Experiencing the World Fellowship

Adviser: Rachel Sweet

Final Report:

The Institut National d’Oncologie, in Rabat, is a tranquil place.  Groundskeepers maintain the hospital’s verdant courtyard while patients and visitors enjoy the warm weather or wait inside for their care.  I had just met with a palliative care doctor, one of only a few in the country, who had described to me some of the most pressing issues of a rapidly growing country.  He noted that Casablanca maintains the most effective model of care in the country, having a fully-funded, well-supported accompaniment model with mobile teams that perform home visits as well as on-site care.  Though the national institute was well-funded, the doctor assured me that scaling up remains a challenge, with beds constantly full in Rabat and stagnated expansion clinics in Fez and Marrakech.  Even so, the palliative care units, ensconced in the oncology wards in Casablanca and Rabat, remained oases of care in a country with growing needs. 

La douleur est universelle et fait partie de notre quotidien,” or “pain is universal and part of life,” notes a Moroccan palliative care training module.  The role of palliative care is to respond to this suffering, to make life more livable for those whom medical care remains unavailable for.  It is a form of care that occupies a complicated position in Morocco, marked by limited access and complications in opioid prescription.  Rates of cancer and chronic disease are rising with a growing, aging population.  Palliative care, so far, has been unable to meet the need, to care for these literal growing pains; in 2016 Human Rights Watch released a report, noting the severity of this crisis.

For those on the peripheries, access to this form of specialized care (or sometimes, any care) remains out of reach.  I spent the summer learning how such forms of care remain difficult to access and how vulnerable groups in society remain marginalized by current models of care.  It was something I noticed on my way into the National Institute.  A small crowd had formed outside the site’s blue gates, some talking to the security guard at the entryway.  After a quick exchange, I was quickly able to get to my meeting.  But by the time I left, the crowd was still there, still waiting.  Others can’t even make it to those gates.  In my conversations with NGO staff and officials, I learned that there remains great fear for many migrants, especially undocumented migrants, who wouldn’t even risk traveling to a hospital for fear of being stopped by the authorities.

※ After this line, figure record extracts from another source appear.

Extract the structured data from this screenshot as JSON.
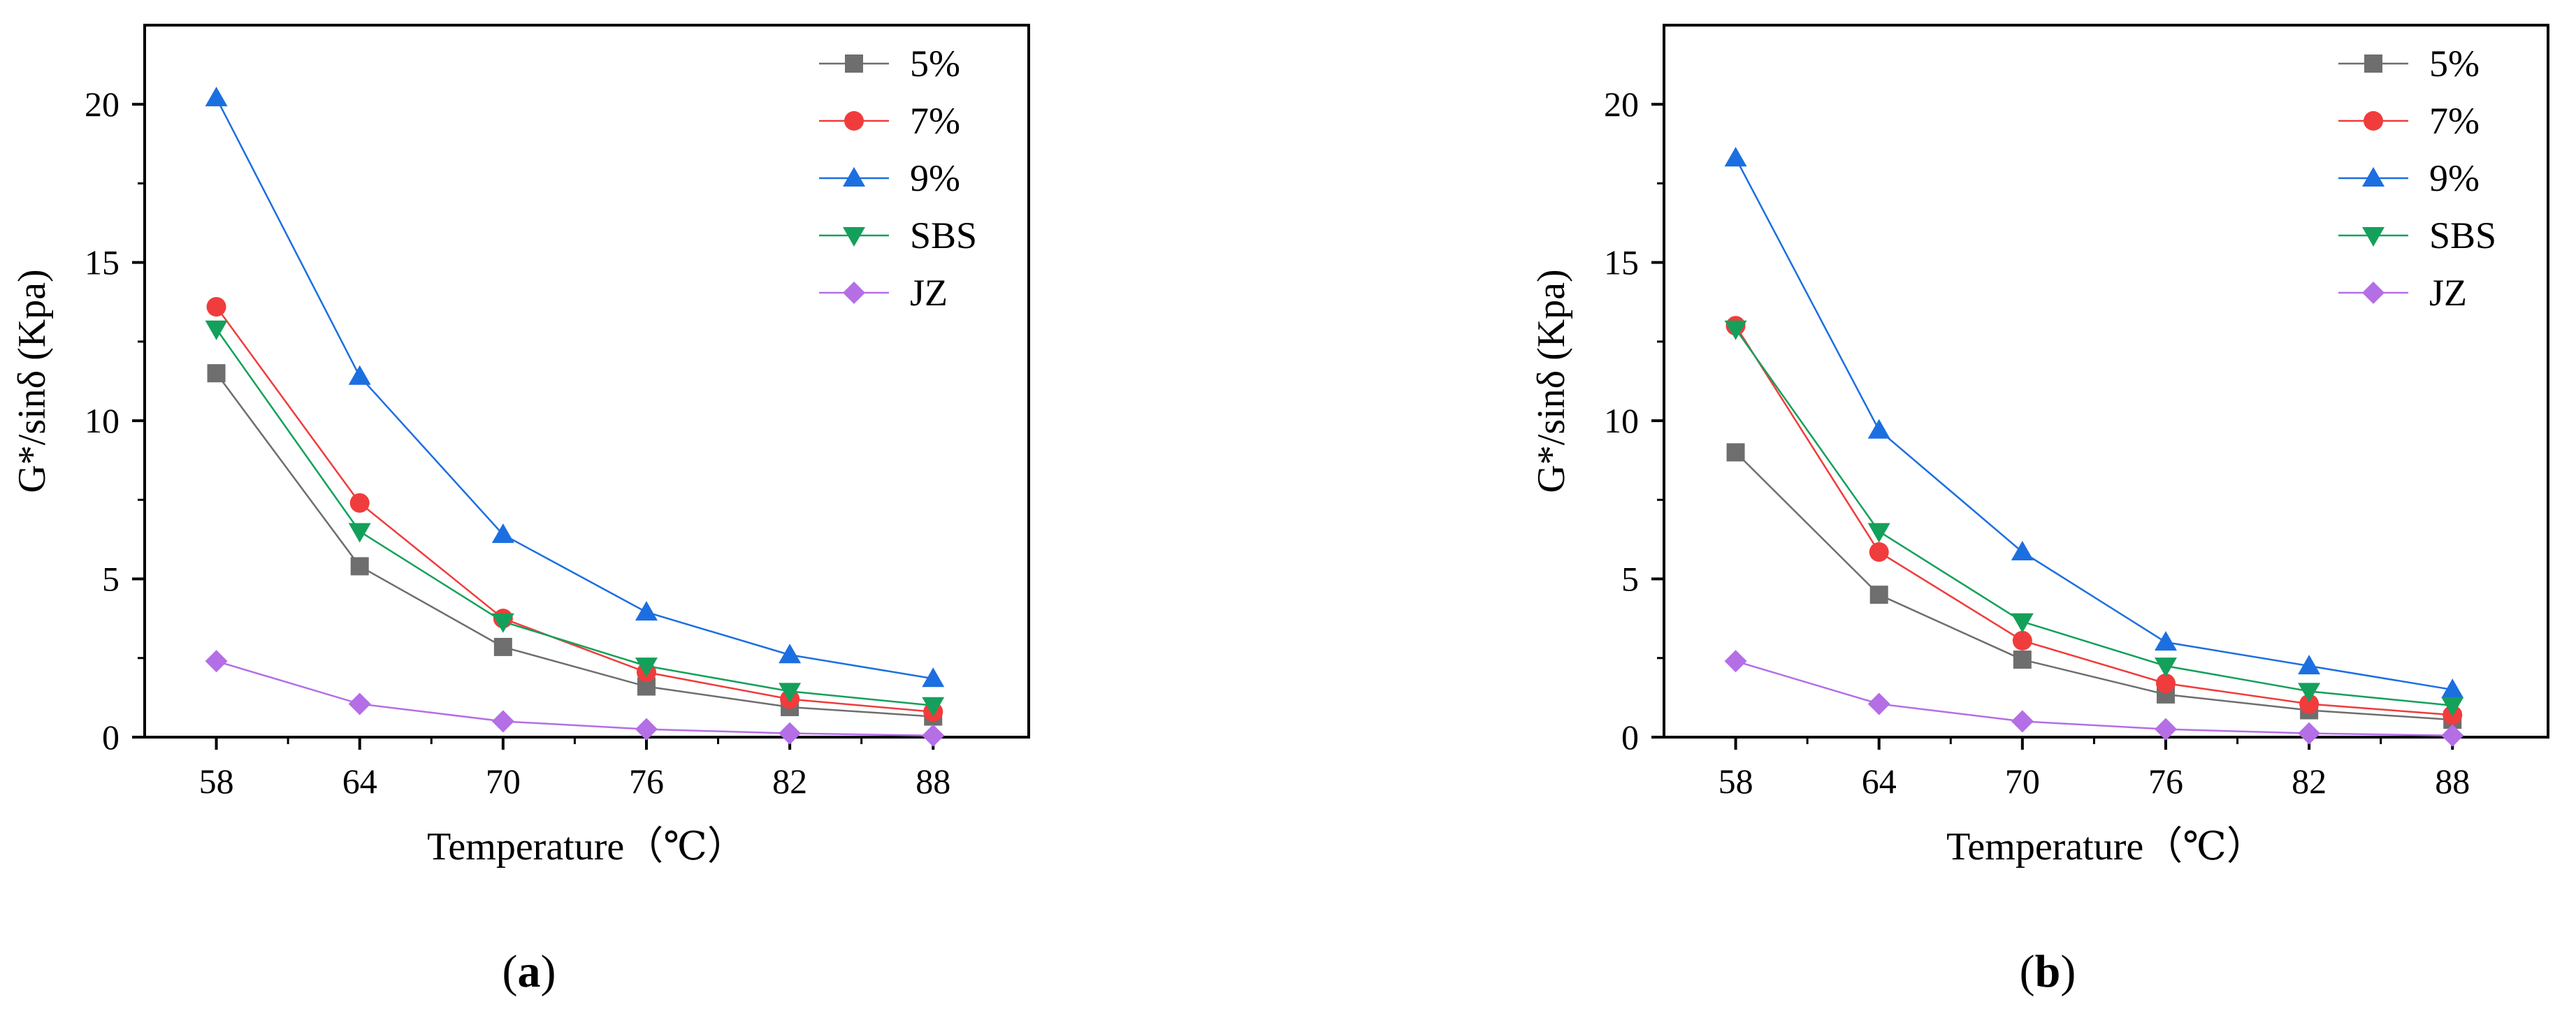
{
  "colors": {
    "5%": "#6e6e6e",
    "7%": "#f03c3c",
    "9%": "#1c6fe0",
    "SBS": "#14a05a",
    "JZ": "#b46ee6",
    "axis": "#000000"
  },
  "chart_data": [
    {
      "type": "line",
      "panel_label": "(a)",
      "xlabel": "Temperature（℃）",
      "ylabel": "G*/sinδ (Kpa)",
      "categories": [
        "58",
        "64",
        "70",
        "76",
        "82",
        "88"
      ],
      "x": [
        58,
        64,
        70,
        76,
        82,
        88
      ],
      "xlim": [
        55,
        92
      ],
      "ylim": [
        0,
        22.5
      ],
      "yticks": [
        0,
        5,
        10,
        15,
        20
      ],
      "legend_position": "top-right",
      "series": [
        {
          "name": "5%",
          "marker": "square",
          "values": [
            11.5,
            5.4,
            2.85,
            1.6,
            0.95,
            0.65
          ]
        },
        {
          "name": "7%",
          "marker": "circle",
          "values": [
            13.6,
            7.4,
            3.75,
            2.05,
            1.2,
            0.8
          ]
        },
        {
          "name": "9%",
          "marker": "triangle-up",
          "values": [
            20.2,
            11.4,
            6.4,
            3.95,
            2.6,
            1.85
          ]
        },
        {
          "name": "SBS",
          "marker": "triangle-down",
          "values": [
            12.9,
            6.5,
            3.65,
            2.25,
            1.45,
            1.0
          ]
        },
        {
          "name": "JZ",
          "marker": "diamond",
          "values": [
            2.4,
            1.05,
            0.5,
            0.25,
            0.12,
            0.05
          ]
        }
      ]
    },
    {
      "type": "line",
      "panel_label": "(b)",
      "xlabel": "Temperature（℃）",
      "ylabel": "G*/sinδ (Kpa)",
      "categories": [
        "58",
        "64",
        "70",
        "76",
        "82",
        "88"
      ],
      "x": [
        58,
        64,
        70,
        76,
        82,
        88
      ],
      "xlim": [
        55,
        92
      ],
      "ylim": [
        0,
        22.5
      ],
      "yticks": [
        0,
        5,
        10,
        15,
        20
      ],
      "legend_position": "top-right",
      "series": [
        {
          "name": "5%",
          "marker": "square",
          "values": [
            9.0,
            4.5,
            2.45,
            1.35,
            0.85,
            0.55
          ]
        },
        {
          "name": "7%",
          "marker": "circle",
          "values": [
            13.0,
            5.85,
            3.05,
            1.7,
            1.05,
            0.7
          ]
        },
        {
          "name": "9%",
          "marker": "triangle-up",
          "values": [
            18.3,
            9.7,
            5.85,
            3.0,
            2.25,
            1.5
          ]
        },
        {
          "name": "SBS",
          "marker": "triangle-down",
          "values": [
            12.9,
            6.5,
            3.65,
            2.25,
            1.45,
            1.0
          ]
        },
        {
          "name": "JZ",
          "marker": "diamond",
          "values": [
            2.4,
            1.05,
            0.5,
            0.25,
            0.12,
            0.05
          ]
        }
      ]
    }
  ]
}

I worked with Professor Courtney Hughes-Rinker, a medical anthropologist at George Mason University, who specializes in studying palliative and other forms of medical care in Morocco.  Building on her previous research, I was able to conduct exploratory research on the challenges refugees and migrants face in receiving access to palliative and general forms of healthcare.  These are populations that remain on the peripheries, relying largely on aid from local and international NGOs.  In this capacity, I was able to volunteer with a small local NGO, the Collectif des Communautés Subsahariennes au Maroc.  Working with them, I learned how groups stretch limited resources to provide aid, including housing, legal, and, when possible, medical assistance.  In conversations with both staff and migrants, I heard how inaccessible many services are, developing lines of inquiry and networks for potential future research.

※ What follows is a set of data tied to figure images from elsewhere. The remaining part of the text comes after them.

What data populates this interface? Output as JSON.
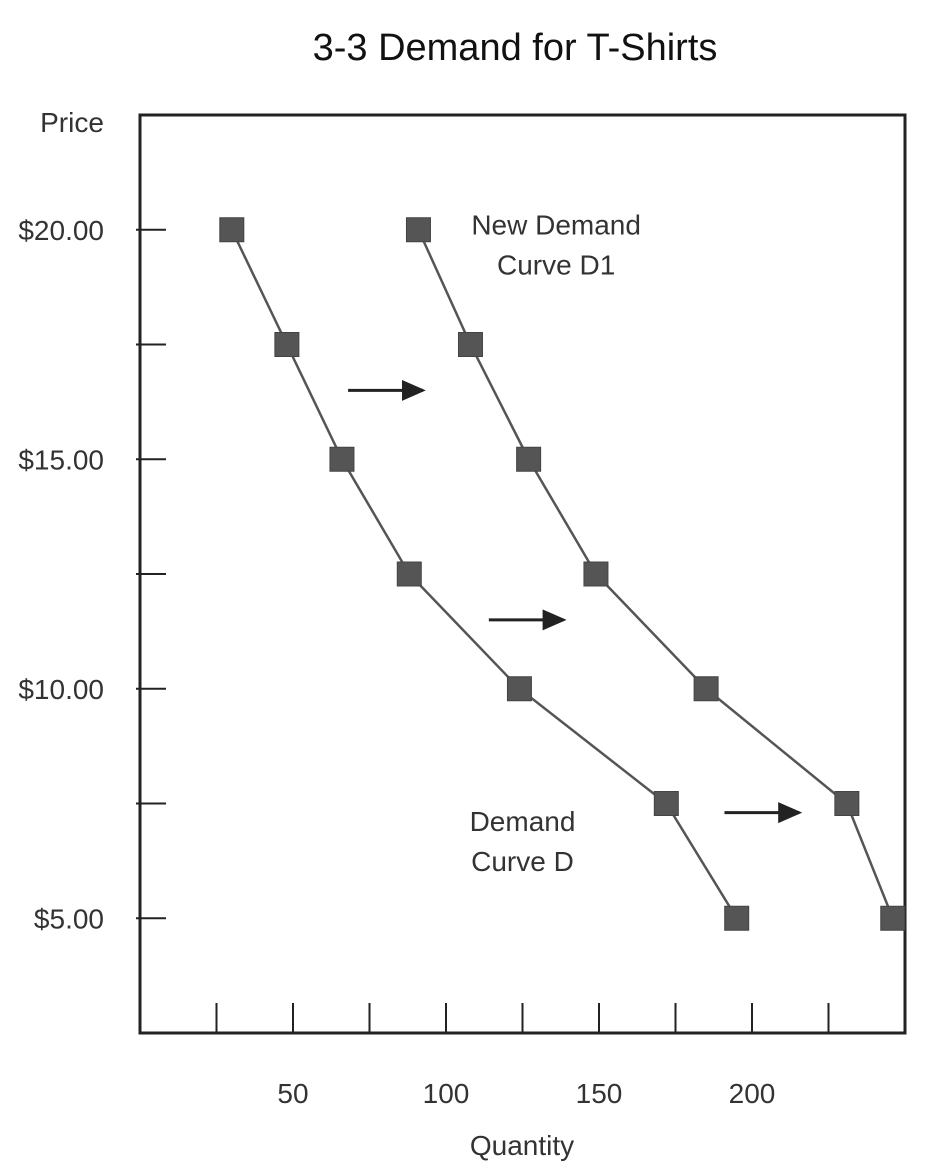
{
  "chart_data": {
    "type": "line",
    "title": "3-3 Demand for T-Shirts",
    "xlabel": "Quantity",
    "ylabel": "Price",
    "xlim": [
      0,
      250
    ],
    "ylim": [
      2.5,
      22.5
    ],
    "x_ticks": [
      0,
      25,
      50,
      75,
      100,
      125,
      150,
      175,
      200,
      225
    ],
    "x_tick_labels": [
      {
        "value": 50,
        "label": "50"
      },
      {
        "value": 100,
        "label": "100"
      },
      {
        "value": 150,
        "label": "150"
      },
      {
        "value": 200,
        "label": "200"
      }
    ],
    "y_ticks": [
      5,
      7.5,
      10,
      12.5,
      15,
      17.5,
      20
    ],
    "y_tick_labels": [
      {
        "value": 20,
        "label": "$20.00"
      },
      {
        "value": 15,
        "label": "$15.00"
      },
      {
        "value": 10,
        "label": "$10.00"
      },
      {
        "value": 5,
        "label": "$5.00"
      }
    ],
    "grid": false,
    "colors": {
      "marker": "#555555",
      "line": "#555555",
      "arrow": "#222222",
      "frame": "#222222"
    },
    "series": [
      {
        "name": "Demand Curve D",
        "points": [
          {
            "x": 30,
            "y": 20
          },
          {
            "x": 48,
            "y": 17.5
          },
          {
            "x": 66,
            "y": 15
          },
          {
            "x": 88,
            "y": 12.5
          },
          {
            "x": 124,
            "y": 10
          },
          {
            "x": 172,
            "y": 7.5
          },
          {
            "x": 195,
            "y": 5
          }
        ]
      },
      {
        "name": "New Demand Curve D1",
        "points": [
          {
            "x": 91,
            "y": 20
          },
          {
            "x": 108,
            "y": 17.5
          },
          {
            "x": 127,
            "y": 15
          },
          {
            "x": 149,
            "y": 12.5
          },
          {
            "x": 185,
            "y": 10
          },
          {
            "x": 231,
            "y": 7.5
          },
          {
            "x": 246,
            "y": 5
          }
        ]
      }
    ],
    "annotations": [
      {
        "lines": [
          "New Demand",
          "Curve D1"
        ],
        "x": 136,
        "y": 19.9
      },
      {
        "lines": [
          "Demand",
          "Curve D"
        ],
        "x": 125,
        "y": 6.9
      }
    ],
    "shift_arrows": [
      {
        "x_from": 68,
        "x_to": 97,
        "y": 16.5
      },
      {
        "x_from": 114,
        "x_to": 143,
        "y": 11.5
      },
      {
        "x_from": 191,
        "x_to": 220,
        "y": 7.3
      }
    ]
  }
}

My time in Morocco was not without challenge — almost immediately, I learned that my advisor was unable to travel to the country, leaving me on my own in a new country.  Fortunately, we were able to coordinate a plan, with my advisor connecting me to various contacts in the field to better grasp the work I was doing.  I learned how to work independently, connecting with interlocutors around Rabat and deepening my understanding of my research interests while also building new skills.  It was how I connected to the Collectif and how I learned about a new country with its own unique social, cultural, and political dynamics.

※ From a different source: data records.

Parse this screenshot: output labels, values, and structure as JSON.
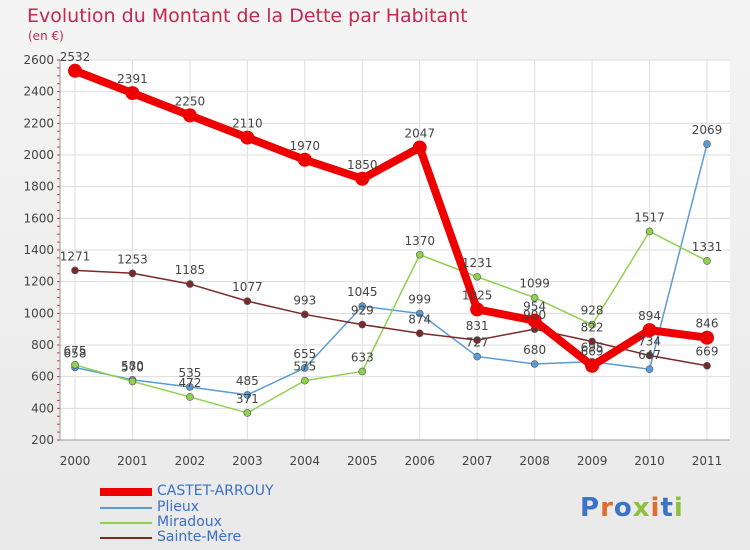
{
  "title": "Evolution du Montant de la Dette par Habitant",
  "unit": "(en €)",
  "chart_data": {
    "type": "line",
    "title": "Evolution du Montant de la Dette par Habitant",
    "ylabel": "(en €)",
    "xlabel": "",
    "x": [
      "2000",
      "2001",
      "2002",
      "2003",
      "2004",
      "2005",
      "2006",
      "2007",
      "2008",
      "2009",
      "2010",
      "2011"
    ],
    "ylim": [
      200,
      2600
    ],
    "yticks": [
      200,
      400,
      600,
      800,
      1000,
      1200,
      1400,
      1600,
      1800,
      2000,
      2200,
      2400,
      2600
    ],
    "grid": true,
    "legend_position": "bottom-left",
    "series": [
      {
        "name": "CASTET-ARROUY",
        "color": "#ee0000",
        "values": [
          2532,
          2391,
          2250,
          2110,
          1970,
          1850,
          2047,
          1025,
          954,
          669,
          894,
          846
        ]
      },
      {
        "name": "Plieux",
        "color": "#5b9bd5",
        "values": [
          658,
          580,
          535,
          485,
          655,
          1045,
          999,
          727,
          680,
          695,
          647,
          2069
        ]
      },
      {
        "name": "Miradoux",
        "color": "#8fd14f",
        "values": [
          675,
          570,
          472,
          371,
          575,
          633,
          1370,
          1231,
          1099,
          928,
          1517,
          1331
        ]
      },
      {
        "name": "Sainte-Mère",
        "color": "#7a2a2a",
        "values": [
          1271,
          1253,
          1185,
          1077,
          993,
          929,
          874,
          831,
          900,
          822,
          734,
          669
        ]
      }
    ]
  },
  "logo": {
    "text": "Proxiti",
    "colors": [
      "#3b73c8",
      "#e36c2a",
      "#3b73c8",
      "#8fbf3f",
      "#e36c2a",
      "#3b73c8",
      "#8fbf3f"
    ]
  }
}
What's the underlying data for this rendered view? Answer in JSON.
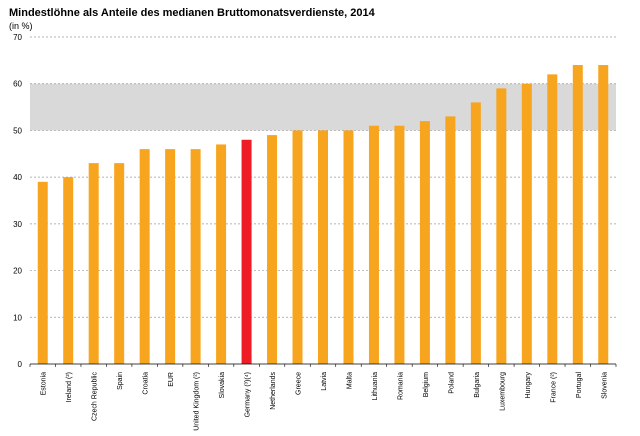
{
  "chart_data": {
    "type": "bar",
    "title": "Mindestlöhne als Anteile des medianen Bruttomonatsverdienste, 2014",
    "unit_label": "(in %)",
    "categories": [
      "Estonia",
      "Ireland (²)",
      "Czech Republic",
      "Spain",
      "Croatia",
      "EUR",
      "United Kingdom (²)",
      "Slovakia",
      "Germany (³)(⁴)",
      "Netherlands",
      "Greece",
      "Latvia",
      "Malta",
      "Lithuania",
      "Romania",
      "Belgium",
      "Poland",
      "Bulgaria",
      "Luxembourg",
      "Hungary",
      "France (²)",
      "Portugal",
      "Slovenia"
    ],
    "series": [
      {
        "values": [
          39,
          40,
          43,
          43,
          46,
          46,
          46,
          47,
          48,
          49,
          50,
          50,
          50,
          51,
          51,
          52,
          53,
          56,
          59,
          60,
          62,
          64,
          64
        ]
      }
    ],
    "ylim": [
      0,
      70
    ],
    "yticks": [
      0,
      10,
      20,
      30,
      40,
      50,
      60,
      70
    ],
    "highlight_band": [
      50,
      60
    ],
    "grid": "horizontal dashed",
    "colors": {
      "bar": "#F7A51E",
      "highlight": "#EE1C24",
      "band": "#D9D9D9",
      "grid": "#9A9A9A"
    },
    "highlight_category": "Germany (³)(⁴)"
  }
}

Morocco is a country at a complicated crossroads.  It is finding its way in a world dominated by the West, modernizing while working to uphold its own distinct Arabic and Amazigh culture.  The country is caught between shifting modernities, geographies, timelines, cultures.  These abstract tensions are made more tangible in exploring the tensions of palliative care and of healthcare at the margins.  It is in part the inaccessibility of medical care that means migrants remain at the peripheries in the country, and it is how difference is sometimes more tangible, more real.  Political, social, and operational dynamics further complicate the situation, even for those who do have access to the healthcare system.  For example, the opioid analgesic Tramadol, the most freely available in the country, could catalyze a wave of opioid addictions in the near future.  These issues have no easy answers, and these narratives remain unfinished.  I am leaving Morocco having learned how to better shape a research project, how to interact with a new place and culture, and how to live in a new place.  I am also left with more ideas and more questions.  My time conducting exploratory research was incredibly valuable — I learned new skills; met wonderfully helpful doctors, academics, and other professionals; and developed new questions — but the suffering remains.  As with any country or health system, vulnerable populations remain, there are always those living in the wake of inadequate systems marred by inequality.  I’ve left Morocco with a better understanding of how that vulnerability exists and with a renewed commitment to go to those at the margins.